= Chikakiyo's fifth daughter =

Unidentified poet of the Kamakura period

Taira no Chikakiyo's fifth daughter (平親清五女, Taira no Chikakiyo no gojo) was a Japanese waka poet of the Kamakura period.

== Biography ==
The Kamakura-period waka poet conventionally known in Japanese as Taira no Chikakiyo no gojo was the daughter of Taira no Chikakiyo and . This "name" translates to "Taira no Chikakiyo's fifth daughter", and her personal name is unknown.

She was the full sibling of Chikakiyo's fourth daughter. Her relationship (and that of the aforementioned fourth daughter) to the "Chikakiyo's daughter" (平親清女, Taira no Chikakiyo no musume), whose poems appear in the Shoku-Kokin Wakashū and later imperial anthologies, and "Chikakiyo's daughter's younger sister" (平親清女妹, Taira no Chikakiyo no musume no imōto), whose poems appear in the Shoku-Shūi Wakashū and later anthologies, is unknown. At some point she was on Mount Mino (美濃の御山, Mino no oyama). After entering religious orders she lived deep in Higashiyama.

Both her birth and death dates are unknown.

== Poetry ==
The Archives and Mausolea Department of the Imperial Household Agency has two books known as the Taira no Chikakiyo' Fifth Daughter Anthology (平親清五女集, Taira no Chikakiyo no Gojo Shū) comprising 403 poems and 270 poems respectively.
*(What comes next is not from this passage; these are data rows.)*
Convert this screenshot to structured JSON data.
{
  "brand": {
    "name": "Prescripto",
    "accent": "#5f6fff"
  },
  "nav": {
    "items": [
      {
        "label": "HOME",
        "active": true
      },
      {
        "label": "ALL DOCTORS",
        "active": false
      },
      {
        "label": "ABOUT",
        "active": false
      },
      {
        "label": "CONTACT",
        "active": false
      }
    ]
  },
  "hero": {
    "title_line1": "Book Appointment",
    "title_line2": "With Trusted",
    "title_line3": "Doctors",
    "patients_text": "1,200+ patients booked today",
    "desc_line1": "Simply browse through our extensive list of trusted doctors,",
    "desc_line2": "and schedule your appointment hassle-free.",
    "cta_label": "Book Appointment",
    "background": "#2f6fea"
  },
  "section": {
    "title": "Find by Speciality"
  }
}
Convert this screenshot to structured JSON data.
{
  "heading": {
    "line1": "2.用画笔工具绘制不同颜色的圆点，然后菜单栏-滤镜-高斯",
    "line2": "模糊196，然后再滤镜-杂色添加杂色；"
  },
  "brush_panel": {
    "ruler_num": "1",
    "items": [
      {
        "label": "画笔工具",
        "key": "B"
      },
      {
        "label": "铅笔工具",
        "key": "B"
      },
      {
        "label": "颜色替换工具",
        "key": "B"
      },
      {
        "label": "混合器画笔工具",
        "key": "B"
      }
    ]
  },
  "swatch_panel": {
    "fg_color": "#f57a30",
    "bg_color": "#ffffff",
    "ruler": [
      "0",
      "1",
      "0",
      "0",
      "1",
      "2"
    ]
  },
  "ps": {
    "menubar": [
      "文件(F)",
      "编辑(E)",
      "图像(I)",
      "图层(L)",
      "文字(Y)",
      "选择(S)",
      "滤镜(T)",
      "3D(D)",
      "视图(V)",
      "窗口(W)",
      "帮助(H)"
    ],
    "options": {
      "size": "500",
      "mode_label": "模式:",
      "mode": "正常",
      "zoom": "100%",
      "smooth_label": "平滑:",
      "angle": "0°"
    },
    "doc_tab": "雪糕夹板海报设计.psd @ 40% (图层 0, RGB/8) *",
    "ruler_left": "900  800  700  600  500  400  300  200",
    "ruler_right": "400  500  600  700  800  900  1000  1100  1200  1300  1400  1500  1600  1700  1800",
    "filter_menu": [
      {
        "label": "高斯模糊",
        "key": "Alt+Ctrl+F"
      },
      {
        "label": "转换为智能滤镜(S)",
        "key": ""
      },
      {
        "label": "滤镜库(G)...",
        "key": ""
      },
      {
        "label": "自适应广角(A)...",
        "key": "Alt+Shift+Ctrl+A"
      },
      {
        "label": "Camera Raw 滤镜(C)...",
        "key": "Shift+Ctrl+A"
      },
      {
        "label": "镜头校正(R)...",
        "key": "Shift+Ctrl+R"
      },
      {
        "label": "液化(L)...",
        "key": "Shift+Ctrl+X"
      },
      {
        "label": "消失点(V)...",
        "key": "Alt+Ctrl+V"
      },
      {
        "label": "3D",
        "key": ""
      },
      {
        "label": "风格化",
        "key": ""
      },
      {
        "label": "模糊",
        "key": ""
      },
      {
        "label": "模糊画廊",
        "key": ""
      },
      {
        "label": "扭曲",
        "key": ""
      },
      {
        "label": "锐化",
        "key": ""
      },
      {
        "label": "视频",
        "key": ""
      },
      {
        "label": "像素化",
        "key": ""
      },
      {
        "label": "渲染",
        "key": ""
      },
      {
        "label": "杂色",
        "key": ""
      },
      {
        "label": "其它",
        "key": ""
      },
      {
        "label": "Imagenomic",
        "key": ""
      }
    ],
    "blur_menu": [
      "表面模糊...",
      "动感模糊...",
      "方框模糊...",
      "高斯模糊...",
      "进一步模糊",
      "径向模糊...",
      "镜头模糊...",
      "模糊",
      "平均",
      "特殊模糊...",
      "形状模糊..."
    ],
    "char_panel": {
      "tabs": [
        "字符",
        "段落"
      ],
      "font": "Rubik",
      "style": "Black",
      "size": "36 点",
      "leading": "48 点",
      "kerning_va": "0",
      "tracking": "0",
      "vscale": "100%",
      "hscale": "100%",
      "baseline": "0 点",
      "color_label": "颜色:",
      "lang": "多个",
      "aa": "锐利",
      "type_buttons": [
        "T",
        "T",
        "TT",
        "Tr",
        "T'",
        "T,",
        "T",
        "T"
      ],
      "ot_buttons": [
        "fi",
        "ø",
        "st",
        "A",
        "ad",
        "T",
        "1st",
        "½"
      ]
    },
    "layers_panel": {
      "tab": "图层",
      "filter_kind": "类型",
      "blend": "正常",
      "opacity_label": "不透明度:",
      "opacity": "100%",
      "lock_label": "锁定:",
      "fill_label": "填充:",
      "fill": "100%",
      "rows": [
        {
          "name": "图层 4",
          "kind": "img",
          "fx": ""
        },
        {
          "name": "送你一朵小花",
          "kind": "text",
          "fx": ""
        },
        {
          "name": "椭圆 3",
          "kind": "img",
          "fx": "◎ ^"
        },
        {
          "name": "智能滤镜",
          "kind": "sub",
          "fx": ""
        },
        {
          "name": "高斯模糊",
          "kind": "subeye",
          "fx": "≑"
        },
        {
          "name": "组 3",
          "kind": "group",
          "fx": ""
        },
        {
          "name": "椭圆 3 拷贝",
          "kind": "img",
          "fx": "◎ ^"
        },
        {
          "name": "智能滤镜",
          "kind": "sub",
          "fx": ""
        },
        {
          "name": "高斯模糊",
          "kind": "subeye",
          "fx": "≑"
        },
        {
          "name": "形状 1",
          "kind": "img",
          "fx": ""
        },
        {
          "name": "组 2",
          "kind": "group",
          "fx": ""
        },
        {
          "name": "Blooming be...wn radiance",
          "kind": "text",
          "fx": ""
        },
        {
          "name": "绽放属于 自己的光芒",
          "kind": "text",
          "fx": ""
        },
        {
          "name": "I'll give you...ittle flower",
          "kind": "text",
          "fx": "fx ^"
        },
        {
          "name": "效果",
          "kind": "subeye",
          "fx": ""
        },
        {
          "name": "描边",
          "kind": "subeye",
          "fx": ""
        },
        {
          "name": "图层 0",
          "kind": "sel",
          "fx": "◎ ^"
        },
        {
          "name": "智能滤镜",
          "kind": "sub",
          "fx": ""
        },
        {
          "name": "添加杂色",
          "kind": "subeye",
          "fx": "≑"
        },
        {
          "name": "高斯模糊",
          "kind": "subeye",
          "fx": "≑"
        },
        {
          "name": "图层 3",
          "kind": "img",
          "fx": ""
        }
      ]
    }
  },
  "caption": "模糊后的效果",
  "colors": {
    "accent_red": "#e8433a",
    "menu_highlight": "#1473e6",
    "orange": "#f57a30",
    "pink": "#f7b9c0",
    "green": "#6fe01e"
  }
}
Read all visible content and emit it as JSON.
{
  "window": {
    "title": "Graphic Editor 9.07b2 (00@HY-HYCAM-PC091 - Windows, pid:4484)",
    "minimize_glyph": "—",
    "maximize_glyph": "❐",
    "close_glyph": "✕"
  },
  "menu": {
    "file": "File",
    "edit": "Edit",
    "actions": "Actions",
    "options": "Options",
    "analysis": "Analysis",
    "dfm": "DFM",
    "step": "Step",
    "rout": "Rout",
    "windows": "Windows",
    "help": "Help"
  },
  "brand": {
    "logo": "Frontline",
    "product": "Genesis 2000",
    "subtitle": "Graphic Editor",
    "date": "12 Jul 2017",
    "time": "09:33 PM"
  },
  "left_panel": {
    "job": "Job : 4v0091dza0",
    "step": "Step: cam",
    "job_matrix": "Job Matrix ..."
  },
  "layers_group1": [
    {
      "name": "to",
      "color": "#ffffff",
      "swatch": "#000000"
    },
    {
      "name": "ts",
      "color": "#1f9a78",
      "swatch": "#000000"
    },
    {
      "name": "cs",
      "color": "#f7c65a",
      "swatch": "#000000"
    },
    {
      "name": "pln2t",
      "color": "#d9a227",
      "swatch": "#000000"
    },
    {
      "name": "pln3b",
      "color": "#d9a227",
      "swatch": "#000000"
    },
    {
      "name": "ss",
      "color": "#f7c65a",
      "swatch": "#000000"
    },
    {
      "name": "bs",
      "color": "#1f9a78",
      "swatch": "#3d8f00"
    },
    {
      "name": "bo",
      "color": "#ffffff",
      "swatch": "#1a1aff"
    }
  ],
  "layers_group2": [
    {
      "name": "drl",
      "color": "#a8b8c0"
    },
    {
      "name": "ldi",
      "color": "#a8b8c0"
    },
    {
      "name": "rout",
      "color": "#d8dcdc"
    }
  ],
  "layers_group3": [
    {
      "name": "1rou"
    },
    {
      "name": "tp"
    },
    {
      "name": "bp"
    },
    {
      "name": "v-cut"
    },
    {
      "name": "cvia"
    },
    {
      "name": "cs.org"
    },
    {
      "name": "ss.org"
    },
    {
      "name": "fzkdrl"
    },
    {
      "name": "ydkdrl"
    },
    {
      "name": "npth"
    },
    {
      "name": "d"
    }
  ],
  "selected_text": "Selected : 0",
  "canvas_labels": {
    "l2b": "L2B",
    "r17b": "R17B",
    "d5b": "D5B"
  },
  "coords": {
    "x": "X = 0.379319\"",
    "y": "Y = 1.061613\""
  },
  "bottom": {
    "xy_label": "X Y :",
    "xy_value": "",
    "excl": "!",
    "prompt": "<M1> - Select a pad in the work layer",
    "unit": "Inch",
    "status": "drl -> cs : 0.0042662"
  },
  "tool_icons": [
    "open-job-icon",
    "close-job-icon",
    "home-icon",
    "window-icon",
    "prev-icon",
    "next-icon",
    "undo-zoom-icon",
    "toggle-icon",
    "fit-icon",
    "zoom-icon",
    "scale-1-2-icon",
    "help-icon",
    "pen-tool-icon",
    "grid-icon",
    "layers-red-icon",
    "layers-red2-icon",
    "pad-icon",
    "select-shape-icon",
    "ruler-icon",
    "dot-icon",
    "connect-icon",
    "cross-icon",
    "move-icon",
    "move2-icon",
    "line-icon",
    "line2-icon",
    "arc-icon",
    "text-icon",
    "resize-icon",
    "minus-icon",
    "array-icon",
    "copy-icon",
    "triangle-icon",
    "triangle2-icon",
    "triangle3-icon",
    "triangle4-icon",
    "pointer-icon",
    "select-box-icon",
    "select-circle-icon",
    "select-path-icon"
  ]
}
The ordering of the poems differs between the two collections, and each contains poems the other does not. These anthologies show she exchanged poetry with her mother, elder sister and niece ("Chikatoki's daughter" (親時女, Chikatoki no musume). As well as organizing poetic gatherings (utakai) on set topics, she composed elegies for 持明院の女院 (Dowager Empress of Jimyōin), 花山院入道前右大臣 (Former Minister of the Right, Nyudo Kazanin), 花山院左大将 (Hanazono-in Left General), and others. She also had poems commissioned by the daughter of "the lord of manor" (Kujō Michiie).